Actually yeah it wasn't bad at all! I've never imagined to swim with the fish and see corals, but I did yesterday! And the day b4! I was really really surprised when I looked at the bottom of the ocean and saw corals! I never thought I could see great barrier reef and then there I was, swimming in the middle of El Nido sea, surrounded by the tall majestic rocks, with magnificent corals and fish underneath my feet! I am thoroughly grateful. It's worth all my troubles! The only thing I regretted was that I couldn't take photos of the underwater view, but I saw it! And I'll engrave it in my memory hopefully forever =)

Remember the Chinese fortune prediction my bffs and I usually read? I read it recently to check if my year was correctly predicted, and I came across this line:
"You will attend social activities and chat with internet friends often." Wowwwwww that's so eerily correct! My online social world indeed has been very active this year. I found good and fun friends I clicked with and hope to be friends for many years to come, and I also found annoying and weird people. There was hours of fun chatting, and I also was ignored a lot.

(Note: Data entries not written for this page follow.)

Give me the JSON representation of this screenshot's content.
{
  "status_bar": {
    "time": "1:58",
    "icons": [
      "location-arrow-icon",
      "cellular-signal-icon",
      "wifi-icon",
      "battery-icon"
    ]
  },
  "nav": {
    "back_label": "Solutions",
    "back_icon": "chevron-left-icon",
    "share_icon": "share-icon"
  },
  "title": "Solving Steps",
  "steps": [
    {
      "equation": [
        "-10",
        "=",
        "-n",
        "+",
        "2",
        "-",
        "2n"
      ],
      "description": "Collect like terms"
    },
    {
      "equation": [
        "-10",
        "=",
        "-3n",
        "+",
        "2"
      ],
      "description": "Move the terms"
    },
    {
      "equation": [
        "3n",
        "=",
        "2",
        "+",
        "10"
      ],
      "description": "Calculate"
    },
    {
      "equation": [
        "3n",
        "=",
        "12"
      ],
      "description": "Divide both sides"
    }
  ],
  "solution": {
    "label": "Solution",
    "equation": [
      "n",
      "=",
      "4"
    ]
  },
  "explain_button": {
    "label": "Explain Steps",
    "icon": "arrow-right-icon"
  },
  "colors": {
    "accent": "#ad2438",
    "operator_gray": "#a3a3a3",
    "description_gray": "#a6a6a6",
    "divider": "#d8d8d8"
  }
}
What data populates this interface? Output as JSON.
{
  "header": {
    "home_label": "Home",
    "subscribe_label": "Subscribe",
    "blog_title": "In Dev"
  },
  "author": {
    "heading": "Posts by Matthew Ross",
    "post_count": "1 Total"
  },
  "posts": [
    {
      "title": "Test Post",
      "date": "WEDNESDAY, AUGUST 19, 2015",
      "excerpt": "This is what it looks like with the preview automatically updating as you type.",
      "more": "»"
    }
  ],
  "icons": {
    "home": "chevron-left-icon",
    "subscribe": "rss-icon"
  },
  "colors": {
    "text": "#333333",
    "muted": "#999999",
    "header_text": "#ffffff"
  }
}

But then, i think I'm getting better at being ignored now lol you know I don't like not being replied? I think I handle it slightly better now. Don't want me? Fine, I go find someone else! I also get better on ignoring chats. My FOMO is less too. I think xD

Work is the one I had troubles with lol. I had my demotivated moments. Colleagues I was close with were mostly gone. Somehow I wonder if I'm surviving, or am I actually a frog that is being boiled to death...

Family.. I am definitely lacking there. Hope it gets better next year.

Hope next year will be even more fun and exciting, and not stressing me out! XD

Happy new year 2020 everybody!



Xoxo
Purple Lady in Puerto Princessa, Palawan, Philippines.